Полная версия
Чужие письма (05:17)

Оксана Волкова
ЧУЖИЕ ПИСЬМА (05:17)
Пролог
Вину можно взвесить. Я знаю это по чужим делам, что прошли через мои руки: она весит ровно столько, сколько человек за собой помнит.
Я думала, тяжелее вины нет ничего.
Есть. Память, из которой вынули середину, — так, что вина осталась, а за что она, вспомнить нельзя.
В тот год я узнала это не из чужого дела. Из своего.
* * *
В коробке, которую мне принесли той зимой, поверх писем лежал конверт.
Плотная серая бумага, углы вытерты добела. На лицевой стороне — моё имя. Целиком, без ошибки. Моим именем. Написанное рукой, которой я не знала.
Я узнаю людей по почерку — это моя работа: по нажиму, по наклону, по тому, где рука дрогнула, сказать, кто писал и не солгал ли. За все годы не было руки, которую я не смогла бы установить.
Эта была первой. Я знала о ней всё, что можно знать о руке. Кроме одного: чья она.
* * *
На обороте стояла отметка — та, что ставят на недоставленное.
адресат не установлен.
Человека, которому это писали, по документам не было. А писали — мне.
Был там и оттиск, какого на письмах не бывает: кольцо, вдавленное так, будто сверху положили часы стеклом вниз. Без двадцати пять. Тот же оттиск я встречала и раньше — на чужих вещах из чужих закрытых дел, всегда на одном времени. Что оно значит, не знал никто, кого я спрашивала.
Ниже — число, оттиснутое машиной при приёме. Я переписала его в опись, не задумавшись.
05:17
* * *
Имя вывели начисто, с одного раза, без правок. Так пишут то, в чём не сомневаются, — а вручить не смогли, потому что меня не значилось.

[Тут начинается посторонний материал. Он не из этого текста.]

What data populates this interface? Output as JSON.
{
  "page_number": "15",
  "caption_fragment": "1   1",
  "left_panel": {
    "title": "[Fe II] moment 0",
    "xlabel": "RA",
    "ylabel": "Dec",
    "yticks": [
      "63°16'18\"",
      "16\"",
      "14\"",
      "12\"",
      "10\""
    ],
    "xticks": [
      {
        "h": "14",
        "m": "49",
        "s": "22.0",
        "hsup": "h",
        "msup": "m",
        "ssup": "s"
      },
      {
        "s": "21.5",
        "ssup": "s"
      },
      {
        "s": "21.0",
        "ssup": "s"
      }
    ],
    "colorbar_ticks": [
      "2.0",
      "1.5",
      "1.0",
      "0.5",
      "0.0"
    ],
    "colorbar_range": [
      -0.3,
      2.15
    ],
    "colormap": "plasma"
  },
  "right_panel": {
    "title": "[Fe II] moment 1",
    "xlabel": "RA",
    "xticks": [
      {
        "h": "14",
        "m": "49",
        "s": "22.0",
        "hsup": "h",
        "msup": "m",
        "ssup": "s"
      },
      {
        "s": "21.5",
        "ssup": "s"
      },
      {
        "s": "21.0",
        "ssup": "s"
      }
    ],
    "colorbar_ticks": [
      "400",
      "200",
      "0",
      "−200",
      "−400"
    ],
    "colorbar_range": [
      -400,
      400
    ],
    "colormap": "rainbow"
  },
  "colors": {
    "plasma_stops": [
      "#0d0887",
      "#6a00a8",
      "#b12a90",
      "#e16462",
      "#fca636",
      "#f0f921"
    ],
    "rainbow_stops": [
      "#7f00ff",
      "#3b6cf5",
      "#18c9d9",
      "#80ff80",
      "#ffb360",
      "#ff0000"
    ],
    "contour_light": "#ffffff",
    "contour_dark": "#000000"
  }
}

Я сидела с письмом, адресованным мне и не дошедшим до меня, и впервые не могла установить самого простого.
Кто я такая, чтобы мне годами писать по адресу, которого нет.
Часть первая
Глава 1. Опись
Извещение лежало у меня на столе с самого утра.
Я об этом не знала и описывала чужую кухню.
Двадцать четыре предмета, из них девятнадцать — посуда. Хозяин умер в конце зимы, наследников не нашлось, квартиру передали городу, а всё, что в ней стояло, отошло ко мне. Не ко мне лично — в опись. Я работаю в архиве, и половина моей работы в том, чтобы у вещей, за которыми больше никто не придёт, остался список.
Батареи отключили ещё до меня, холодильник не гудел, и в квартире было тише, чем бывает в пустых квартирах. Пахло пылью и остывшим жиром. По запаху я давно научилась угадывать, сколько квартира простояла закрытой.
Я снимала посуду по одной и вписывала номер, наименование, состояние, количество. Чашка с отбитой ручкой — «повреждено». Кастрюля — «удовлетворительно». В графе «состояние» всего четыре допустимых слова, и ими закрывается любая кухня.
На подоконнике лежал список покупок. Клетчатая бумага, оторвана от блока сверху, семь строк. Шесть написаны ровно, одним нажимом. На седьмой рука надавила сильнее: буквы шире, чернила гуще, хвост последней уходит вниз, к самому краю листа.
Слово было «хлеб».
Я вписала список под номером двадцать четыре и не стала думать, что случилось у этого человека на слове «хлеб». В описи не думают. В описи ставят номер.
В дверях стояла женщина из соседней квартиры. Она стояла там минут десять и всё это время смотрела не на меня, а на плиту.
— Чайник мой, — сказала она. — Я давала попользоваться. Ещё осенью.
Эмалированный, синий, с белой крапиной. Номер девять по моему списку.
— Забирайте.
Она взяла его двумя руками и понесла к себе, прижав к животу.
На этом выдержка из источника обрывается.